The life a Murder-Hobo lives is not one to be envied.  They live in squalid conditions and near universal poverty, their rich contemporaries only serving to emphasize how difficult it is to be one of them and make money.  Even those that do make some money spend it all on donations to the Church in the hope of securing a good afterlife, or squander it on women and wine.  Yet the life they live is one that is desperately needed.  Someone must enter the darkness and confront Chaos man to man, and they are the people to do it.  So next time you see a Murder-Hobo, you should thank them for what they have done for you.  For in their tireless and selfless pursuit of gold and glory, they are unintentionally preserving the civilization that spawned them.

Part 5: Works Cited

Pearce Shea's "Other Frontiers (Dungeons, Megadungeons and Monsters)"

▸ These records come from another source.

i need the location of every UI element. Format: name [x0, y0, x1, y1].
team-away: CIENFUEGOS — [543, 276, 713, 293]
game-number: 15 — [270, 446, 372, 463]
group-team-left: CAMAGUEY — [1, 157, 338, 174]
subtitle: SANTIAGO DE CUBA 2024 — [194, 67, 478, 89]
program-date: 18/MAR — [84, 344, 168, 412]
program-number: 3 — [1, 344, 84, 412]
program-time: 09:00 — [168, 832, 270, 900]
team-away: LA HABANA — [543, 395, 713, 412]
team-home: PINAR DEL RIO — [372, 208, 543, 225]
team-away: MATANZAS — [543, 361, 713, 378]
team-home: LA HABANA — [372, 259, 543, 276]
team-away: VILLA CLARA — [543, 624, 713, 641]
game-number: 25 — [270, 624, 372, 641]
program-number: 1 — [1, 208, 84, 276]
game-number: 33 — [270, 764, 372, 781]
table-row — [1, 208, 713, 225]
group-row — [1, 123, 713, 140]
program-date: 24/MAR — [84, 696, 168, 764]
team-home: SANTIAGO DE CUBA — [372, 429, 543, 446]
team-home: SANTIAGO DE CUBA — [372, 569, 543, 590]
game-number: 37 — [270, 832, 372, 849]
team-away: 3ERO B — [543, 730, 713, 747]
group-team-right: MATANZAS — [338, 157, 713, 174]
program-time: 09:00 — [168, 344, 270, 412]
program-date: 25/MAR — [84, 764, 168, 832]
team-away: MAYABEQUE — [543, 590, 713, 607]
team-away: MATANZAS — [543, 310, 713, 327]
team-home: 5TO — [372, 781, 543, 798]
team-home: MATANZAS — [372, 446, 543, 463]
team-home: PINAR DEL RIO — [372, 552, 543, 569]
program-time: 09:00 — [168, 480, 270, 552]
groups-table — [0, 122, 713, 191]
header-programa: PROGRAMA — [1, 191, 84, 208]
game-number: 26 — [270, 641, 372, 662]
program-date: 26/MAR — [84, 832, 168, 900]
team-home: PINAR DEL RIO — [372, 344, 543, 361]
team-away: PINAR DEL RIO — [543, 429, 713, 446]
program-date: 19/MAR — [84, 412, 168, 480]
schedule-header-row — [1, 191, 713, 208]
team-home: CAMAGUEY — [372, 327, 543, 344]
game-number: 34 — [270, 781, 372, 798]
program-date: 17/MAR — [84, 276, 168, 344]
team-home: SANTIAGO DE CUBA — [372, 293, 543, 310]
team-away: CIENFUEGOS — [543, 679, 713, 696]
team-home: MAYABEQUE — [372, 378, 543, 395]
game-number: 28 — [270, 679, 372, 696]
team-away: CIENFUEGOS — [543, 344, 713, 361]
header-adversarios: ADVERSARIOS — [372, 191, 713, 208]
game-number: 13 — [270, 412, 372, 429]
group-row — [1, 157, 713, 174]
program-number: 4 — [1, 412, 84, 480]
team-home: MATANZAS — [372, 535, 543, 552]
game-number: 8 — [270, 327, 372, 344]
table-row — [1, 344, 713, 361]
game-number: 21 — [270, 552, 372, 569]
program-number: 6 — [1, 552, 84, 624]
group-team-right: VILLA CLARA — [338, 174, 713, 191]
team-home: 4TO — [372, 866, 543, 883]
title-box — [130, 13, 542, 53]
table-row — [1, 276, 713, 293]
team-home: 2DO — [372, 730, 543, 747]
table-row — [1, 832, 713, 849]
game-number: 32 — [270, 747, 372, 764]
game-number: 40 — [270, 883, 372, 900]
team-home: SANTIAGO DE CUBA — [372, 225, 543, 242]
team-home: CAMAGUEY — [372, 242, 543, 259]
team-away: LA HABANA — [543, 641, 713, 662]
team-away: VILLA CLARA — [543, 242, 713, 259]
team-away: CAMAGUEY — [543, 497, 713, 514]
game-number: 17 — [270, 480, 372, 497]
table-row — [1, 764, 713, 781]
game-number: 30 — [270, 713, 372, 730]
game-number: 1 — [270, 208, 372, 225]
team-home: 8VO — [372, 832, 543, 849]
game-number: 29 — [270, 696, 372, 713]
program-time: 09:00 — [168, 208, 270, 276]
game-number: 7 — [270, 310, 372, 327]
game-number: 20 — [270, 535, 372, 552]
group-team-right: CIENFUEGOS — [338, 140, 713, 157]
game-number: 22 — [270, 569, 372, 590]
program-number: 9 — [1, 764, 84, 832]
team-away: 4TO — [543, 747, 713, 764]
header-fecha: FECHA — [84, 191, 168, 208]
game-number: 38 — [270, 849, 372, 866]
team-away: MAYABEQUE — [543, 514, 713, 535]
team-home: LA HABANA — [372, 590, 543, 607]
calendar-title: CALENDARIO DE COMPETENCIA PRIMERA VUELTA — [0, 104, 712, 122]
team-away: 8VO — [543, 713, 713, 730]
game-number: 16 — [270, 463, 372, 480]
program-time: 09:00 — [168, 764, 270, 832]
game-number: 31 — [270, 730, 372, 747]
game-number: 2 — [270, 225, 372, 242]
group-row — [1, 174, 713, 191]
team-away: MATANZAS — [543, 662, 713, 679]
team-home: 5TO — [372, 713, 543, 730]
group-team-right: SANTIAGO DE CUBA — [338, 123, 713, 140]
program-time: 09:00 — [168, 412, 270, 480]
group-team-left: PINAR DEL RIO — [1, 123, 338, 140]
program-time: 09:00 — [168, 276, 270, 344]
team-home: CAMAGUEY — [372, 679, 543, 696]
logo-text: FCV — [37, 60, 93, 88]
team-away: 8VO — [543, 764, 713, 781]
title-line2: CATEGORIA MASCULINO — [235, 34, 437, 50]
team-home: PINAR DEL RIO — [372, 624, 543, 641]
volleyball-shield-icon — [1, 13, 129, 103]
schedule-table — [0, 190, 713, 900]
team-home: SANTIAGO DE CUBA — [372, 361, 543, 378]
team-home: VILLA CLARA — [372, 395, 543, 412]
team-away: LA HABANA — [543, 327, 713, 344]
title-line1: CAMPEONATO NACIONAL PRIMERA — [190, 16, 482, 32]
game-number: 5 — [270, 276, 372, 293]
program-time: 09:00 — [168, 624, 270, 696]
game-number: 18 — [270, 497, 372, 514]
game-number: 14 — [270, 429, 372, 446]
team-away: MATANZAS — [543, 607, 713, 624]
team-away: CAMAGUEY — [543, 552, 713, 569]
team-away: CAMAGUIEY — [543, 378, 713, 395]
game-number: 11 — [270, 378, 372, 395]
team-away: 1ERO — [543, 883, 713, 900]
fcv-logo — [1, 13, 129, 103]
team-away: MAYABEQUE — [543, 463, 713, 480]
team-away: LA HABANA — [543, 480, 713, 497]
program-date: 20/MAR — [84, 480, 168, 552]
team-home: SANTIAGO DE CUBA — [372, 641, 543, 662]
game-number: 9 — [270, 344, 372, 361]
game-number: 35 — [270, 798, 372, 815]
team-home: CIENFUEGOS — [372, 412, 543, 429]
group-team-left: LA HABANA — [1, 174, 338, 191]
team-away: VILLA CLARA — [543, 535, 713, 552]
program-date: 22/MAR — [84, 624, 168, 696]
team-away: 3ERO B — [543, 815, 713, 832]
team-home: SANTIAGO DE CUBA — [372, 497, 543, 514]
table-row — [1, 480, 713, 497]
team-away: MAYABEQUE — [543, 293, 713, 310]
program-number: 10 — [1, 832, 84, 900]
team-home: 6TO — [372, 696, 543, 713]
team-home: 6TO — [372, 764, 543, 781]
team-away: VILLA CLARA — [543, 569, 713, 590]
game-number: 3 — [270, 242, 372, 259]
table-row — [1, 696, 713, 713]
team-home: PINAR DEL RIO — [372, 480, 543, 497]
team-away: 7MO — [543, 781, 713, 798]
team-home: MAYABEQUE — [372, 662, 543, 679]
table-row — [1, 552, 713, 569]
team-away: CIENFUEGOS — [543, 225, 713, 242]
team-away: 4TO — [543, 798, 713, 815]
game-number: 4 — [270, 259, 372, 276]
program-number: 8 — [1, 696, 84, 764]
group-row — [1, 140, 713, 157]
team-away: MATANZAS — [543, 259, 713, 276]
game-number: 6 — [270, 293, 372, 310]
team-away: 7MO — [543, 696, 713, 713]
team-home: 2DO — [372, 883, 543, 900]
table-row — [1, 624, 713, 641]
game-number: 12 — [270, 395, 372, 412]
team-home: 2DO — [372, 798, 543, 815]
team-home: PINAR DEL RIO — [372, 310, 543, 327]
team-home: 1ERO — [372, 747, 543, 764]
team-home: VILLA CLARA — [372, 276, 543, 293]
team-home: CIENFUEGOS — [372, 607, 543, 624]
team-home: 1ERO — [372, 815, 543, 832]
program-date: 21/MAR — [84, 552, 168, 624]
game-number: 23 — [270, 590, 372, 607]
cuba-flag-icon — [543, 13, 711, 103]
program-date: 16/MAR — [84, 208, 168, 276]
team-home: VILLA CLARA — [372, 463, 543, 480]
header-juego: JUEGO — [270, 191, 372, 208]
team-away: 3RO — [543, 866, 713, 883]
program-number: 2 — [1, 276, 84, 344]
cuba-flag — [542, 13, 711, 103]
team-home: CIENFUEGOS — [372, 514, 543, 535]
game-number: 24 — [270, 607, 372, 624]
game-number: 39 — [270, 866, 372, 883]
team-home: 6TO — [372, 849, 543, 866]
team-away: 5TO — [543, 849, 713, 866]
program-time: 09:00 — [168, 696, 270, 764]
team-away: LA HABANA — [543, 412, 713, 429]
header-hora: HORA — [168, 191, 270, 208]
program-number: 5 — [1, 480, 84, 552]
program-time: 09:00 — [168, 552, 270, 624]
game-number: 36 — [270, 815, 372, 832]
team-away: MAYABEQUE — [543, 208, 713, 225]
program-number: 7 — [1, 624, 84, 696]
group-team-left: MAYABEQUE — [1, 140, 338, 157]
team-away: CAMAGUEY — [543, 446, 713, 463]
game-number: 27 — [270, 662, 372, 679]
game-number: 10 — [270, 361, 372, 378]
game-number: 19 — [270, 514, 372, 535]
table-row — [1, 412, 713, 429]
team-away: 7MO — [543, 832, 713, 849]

Joseph Manola's "Confessions of a realist"

Chris McDowall's "Foreground Growth and Becoming Odd"
Emily Allen's "In which I am a weeb"

 

 

1 comment:

  1. I like the concept, it suggests that the dungeon is something akin to a chaotic in-between for every location there is an entrance, and that this likely extends to other worlds, dimensions, and universes. A single location that can be easily accessed from anywhere in any world, and that is seemingly at the very bottom of all things.